Meu reino por um canudo

Marcos Fabrício Lopes da Silva*

O sociólogo Gilberto Freyre, autor do clássico Casa-grande & senzala, nos deixou várias lições a respeito das “normas” que regem o modus vivendi brasileiro. Muitos se lembram da sua famosa (e contestada) tese da democracia racial. Mas, analisando o conjunto da obra deste pensador, considero que há ensinamentos mais contundentes. Citaria, por exemplo, a importância que Freyre conferiu à publicidade, ao criar o termo “anunciologia” para estudá-la. Segundo ele, o conteúdo expresso nos anúncios de jornais do século 19 demonstra as estratégias simbólicas de manutenção da ordem escravocrata, sustentada pelo direito de propriedade. Em suas investigações, Freyre elevou a publicidade à categoria de documento histórico, mostrando que ela não fica nada a dever, enquanto testemunha de uma época, às fontes tradicionais de pesquisa, como livros, manuscritos e registros cartoriais.

Essa perspectiva de Freyre deve ser levada em consideração também nos dias de hoje, haja vista os altos investimentos realizados pelas organizações em publicidade. Tudo em nome da visibilidade e do lucro.
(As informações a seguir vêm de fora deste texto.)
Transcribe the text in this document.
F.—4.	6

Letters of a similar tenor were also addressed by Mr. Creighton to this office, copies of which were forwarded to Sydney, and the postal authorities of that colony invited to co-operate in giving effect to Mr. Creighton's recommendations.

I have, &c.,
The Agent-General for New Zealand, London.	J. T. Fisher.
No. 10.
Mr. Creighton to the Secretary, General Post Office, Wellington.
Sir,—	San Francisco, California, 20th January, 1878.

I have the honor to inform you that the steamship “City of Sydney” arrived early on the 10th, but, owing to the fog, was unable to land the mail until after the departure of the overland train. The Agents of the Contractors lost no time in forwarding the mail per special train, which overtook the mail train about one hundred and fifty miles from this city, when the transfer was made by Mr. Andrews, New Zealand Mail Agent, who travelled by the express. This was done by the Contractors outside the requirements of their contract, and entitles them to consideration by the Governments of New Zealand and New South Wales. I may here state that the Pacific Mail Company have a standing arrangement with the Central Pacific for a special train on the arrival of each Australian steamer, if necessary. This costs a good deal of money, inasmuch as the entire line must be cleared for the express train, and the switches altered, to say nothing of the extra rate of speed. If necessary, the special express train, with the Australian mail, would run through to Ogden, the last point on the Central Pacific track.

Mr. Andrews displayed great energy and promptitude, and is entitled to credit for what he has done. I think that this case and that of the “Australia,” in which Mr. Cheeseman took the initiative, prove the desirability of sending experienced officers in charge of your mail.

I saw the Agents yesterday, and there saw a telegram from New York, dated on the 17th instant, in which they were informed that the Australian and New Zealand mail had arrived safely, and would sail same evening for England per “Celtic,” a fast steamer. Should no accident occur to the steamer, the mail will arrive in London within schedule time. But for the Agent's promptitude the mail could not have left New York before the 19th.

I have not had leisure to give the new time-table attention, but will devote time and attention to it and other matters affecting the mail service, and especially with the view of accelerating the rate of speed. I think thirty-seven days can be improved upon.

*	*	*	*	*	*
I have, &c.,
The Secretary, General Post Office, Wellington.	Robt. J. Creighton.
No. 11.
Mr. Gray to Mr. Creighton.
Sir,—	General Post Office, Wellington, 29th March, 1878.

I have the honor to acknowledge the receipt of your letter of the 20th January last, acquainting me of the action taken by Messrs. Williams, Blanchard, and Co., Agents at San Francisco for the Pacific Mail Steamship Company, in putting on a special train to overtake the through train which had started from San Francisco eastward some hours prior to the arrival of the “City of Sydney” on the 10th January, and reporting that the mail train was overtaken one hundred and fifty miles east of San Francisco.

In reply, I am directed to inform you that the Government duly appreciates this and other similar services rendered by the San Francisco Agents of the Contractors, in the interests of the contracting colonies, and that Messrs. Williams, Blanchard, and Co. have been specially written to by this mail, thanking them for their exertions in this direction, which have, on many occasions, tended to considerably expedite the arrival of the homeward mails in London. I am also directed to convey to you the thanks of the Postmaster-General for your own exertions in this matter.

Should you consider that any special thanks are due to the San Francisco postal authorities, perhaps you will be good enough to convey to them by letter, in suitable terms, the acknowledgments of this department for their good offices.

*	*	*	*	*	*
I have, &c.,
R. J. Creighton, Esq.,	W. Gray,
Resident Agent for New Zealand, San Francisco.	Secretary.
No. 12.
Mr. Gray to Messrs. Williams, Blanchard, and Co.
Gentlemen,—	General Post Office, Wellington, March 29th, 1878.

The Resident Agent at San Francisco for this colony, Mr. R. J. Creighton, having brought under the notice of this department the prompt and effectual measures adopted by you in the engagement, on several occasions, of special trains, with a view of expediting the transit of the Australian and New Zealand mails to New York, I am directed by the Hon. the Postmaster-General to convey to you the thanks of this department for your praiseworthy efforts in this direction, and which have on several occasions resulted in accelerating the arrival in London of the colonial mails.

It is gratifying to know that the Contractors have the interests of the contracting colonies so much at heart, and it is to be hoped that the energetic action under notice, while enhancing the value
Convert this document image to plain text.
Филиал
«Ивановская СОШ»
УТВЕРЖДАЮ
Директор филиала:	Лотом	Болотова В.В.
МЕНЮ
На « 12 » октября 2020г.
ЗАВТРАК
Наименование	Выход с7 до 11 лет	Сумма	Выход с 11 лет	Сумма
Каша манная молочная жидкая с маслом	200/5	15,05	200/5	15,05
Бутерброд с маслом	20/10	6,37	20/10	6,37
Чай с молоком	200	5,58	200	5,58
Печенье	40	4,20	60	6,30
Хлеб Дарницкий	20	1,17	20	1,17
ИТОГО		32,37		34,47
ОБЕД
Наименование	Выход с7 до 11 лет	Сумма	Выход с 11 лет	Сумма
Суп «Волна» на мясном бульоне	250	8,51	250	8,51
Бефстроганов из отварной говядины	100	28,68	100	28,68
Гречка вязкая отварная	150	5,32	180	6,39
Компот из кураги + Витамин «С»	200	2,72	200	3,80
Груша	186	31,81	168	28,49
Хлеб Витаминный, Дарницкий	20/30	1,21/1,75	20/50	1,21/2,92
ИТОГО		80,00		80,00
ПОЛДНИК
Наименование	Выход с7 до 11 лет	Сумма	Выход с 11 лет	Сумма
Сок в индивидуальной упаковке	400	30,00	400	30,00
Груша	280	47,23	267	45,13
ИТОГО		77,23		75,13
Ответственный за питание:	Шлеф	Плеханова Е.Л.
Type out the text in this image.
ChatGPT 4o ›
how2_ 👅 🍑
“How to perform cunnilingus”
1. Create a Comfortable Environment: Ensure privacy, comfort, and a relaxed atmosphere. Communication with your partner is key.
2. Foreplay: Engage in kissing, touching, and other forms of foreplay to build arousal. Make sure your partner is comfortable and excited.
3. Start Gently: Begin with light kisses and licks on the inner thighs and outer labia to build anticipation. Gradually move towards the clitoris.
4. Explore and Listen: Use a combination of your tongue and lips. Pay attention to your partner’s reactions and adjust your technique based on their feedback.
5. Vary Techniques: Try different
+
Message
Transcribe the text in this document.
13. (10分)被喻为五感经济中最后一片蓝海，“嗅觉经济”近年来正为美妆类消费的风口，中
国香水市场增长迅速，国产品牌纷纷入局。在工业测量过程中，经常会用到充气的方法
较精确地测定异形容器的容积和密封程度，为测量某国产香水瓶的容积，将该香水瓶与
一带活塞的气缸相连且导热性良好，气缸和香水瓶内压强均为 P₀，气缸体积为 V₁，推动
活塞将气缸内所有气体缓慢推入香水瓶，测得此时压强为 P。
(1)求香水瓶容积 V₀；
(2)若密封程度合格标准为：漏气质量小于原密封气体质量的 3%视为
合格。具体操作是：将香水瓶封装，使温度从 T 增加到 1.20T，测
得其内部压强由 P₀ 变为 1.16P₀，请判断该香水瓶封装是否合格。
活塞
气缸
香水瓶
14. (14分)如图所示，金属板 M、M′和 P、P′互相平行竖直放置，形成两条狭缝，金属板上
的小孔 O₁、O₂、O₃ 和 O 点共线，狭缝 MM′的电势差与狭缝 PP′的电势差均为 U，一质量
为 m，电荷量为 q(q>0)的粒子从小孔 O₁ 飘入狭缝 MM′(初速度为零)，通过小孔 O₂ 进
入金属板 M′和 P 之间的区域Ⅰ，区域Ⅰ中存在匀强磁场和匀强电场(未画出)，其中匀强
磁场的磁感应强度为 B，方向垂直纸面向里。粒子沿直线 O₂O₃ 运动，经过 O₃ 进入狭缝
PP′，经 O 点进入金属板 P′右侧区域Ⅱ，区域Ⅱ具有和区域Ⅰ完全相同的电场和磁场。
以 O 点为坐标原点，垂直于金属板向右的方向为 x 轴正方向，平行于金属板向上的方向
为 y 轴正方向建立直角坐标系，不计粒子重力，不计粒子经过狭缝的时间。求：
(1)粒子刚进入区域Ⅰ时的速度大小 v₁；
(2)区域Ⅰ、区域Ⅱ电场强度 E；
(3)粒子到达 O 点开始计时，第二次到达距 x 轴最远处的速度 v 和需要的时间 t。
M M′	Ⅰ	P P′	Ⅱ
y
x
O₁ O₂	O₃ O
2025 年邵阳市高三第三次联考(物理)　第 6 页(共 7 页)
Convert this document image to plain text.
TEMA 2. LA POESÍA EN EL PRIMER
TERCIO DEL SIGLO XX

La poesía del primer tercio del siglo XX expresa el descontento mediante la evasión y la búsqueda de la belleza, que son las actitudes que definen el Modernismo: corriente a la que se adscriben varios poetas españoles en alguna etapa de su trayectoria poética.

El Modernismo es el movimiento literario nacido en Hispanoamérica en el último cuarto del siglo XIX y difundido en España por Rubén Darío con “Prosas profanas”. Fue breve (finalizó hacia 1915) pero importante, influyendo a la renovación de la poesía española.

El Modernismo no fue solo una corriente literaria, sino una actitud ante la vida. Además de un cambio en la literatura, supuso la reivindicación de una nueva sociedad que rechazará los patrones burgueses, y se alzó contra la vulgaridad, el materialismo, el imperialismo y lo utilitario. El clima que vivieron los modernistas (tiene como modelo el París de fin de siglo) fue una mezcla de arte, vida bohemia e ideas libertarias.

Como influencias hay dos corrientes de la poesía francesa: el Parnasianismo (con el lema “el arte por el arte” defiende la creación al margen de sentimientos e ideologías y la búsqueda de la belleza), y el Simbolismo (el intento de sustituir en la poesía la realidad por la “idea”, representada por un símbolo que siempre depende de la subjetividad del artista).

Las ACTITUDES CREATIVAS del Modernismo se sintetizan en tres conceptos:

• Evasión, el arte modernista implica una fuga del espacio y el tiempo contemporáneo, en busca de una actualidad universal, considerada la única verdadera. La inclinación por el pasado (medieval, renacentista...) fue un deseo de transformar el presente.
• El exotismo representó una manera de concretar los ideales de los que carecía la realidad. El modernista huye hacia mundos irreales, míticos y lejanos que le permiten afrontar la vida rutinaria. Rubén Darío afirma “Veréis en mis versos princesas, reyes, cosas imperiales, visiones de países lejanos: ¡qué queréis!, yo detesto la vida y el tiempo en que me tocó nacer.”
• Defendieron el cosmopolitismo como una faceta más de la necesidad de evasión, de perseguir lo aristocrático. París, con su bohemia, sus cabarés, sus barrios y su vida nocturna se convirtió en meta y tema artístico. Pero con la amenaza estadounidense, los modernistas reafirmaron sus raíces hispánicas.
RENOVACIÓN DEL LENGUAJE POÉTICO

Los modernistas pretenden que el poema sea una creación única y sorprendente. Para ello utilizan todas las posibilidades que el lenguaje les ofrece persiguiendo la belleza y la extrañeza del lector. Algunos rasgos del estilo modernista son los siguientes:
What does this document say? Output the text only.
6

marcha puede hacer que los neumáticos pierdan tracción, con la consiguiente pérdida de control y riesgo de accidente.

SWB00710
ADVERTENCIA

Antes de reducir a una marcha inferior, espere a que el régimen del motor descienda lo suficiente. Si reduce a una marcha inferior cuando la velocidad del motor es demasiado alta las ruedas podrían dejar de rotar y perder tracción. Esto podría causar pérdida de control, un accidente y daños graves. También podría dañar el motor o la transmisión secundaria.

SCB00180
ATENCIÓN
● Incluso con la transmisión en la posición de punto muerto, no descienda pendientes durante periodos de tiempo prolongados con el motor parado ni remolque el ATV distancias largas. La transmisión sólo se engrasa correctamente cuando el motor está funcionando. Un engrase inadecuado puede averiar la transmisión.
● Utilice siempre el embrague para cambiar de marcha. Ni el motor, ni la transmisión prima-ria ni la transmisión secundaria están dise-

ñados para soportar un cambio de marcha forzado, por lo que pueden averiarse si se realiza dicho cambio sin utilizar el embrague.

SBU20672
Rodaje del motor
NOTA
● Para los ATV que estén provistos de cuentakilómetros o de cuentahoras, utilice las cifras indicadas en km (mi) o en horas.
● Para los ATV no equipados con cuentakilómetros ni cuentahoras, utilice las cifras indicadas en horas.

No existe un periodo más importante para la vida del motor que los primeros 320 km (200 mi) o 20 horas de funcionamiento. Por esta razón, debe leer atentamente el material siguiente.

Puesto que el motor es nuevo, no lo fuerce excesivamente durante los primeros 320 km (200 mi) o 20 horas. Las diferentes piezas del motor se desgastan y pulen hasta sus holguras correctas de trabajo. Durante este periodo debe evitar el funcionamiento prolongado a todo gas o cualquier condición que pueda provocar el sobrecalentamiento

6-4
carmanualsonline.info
Para alcançar esses dois objetivos, nada melhor do que uma técnica de venda em escala de massa, baseada em artifícios de persuasão e estratégias de convencimento, que visa conquistar a atenção do consumidor e a sua ação de compra. O anunciante, por meio da publicidade, oferece uma isca apetitosa, cheia de atrativos. Essa “isca” é a marca, o produto, o serviço que, ao prometer saciar a fome do público-alvo, busca fisgá-lo mais pela emoção do que pela razão. A arte dessa “pescaria simbólica” consiste em seduzir o consumidor pelo encanto da melhor “isca”, ou seja, aquela que, dentre as várias concorrentes, promete a saída mais fácil para a resolução do problema do cliente. Tudo em nome do seu bem-estar e conforto. Felicidade é a palavra de ordem.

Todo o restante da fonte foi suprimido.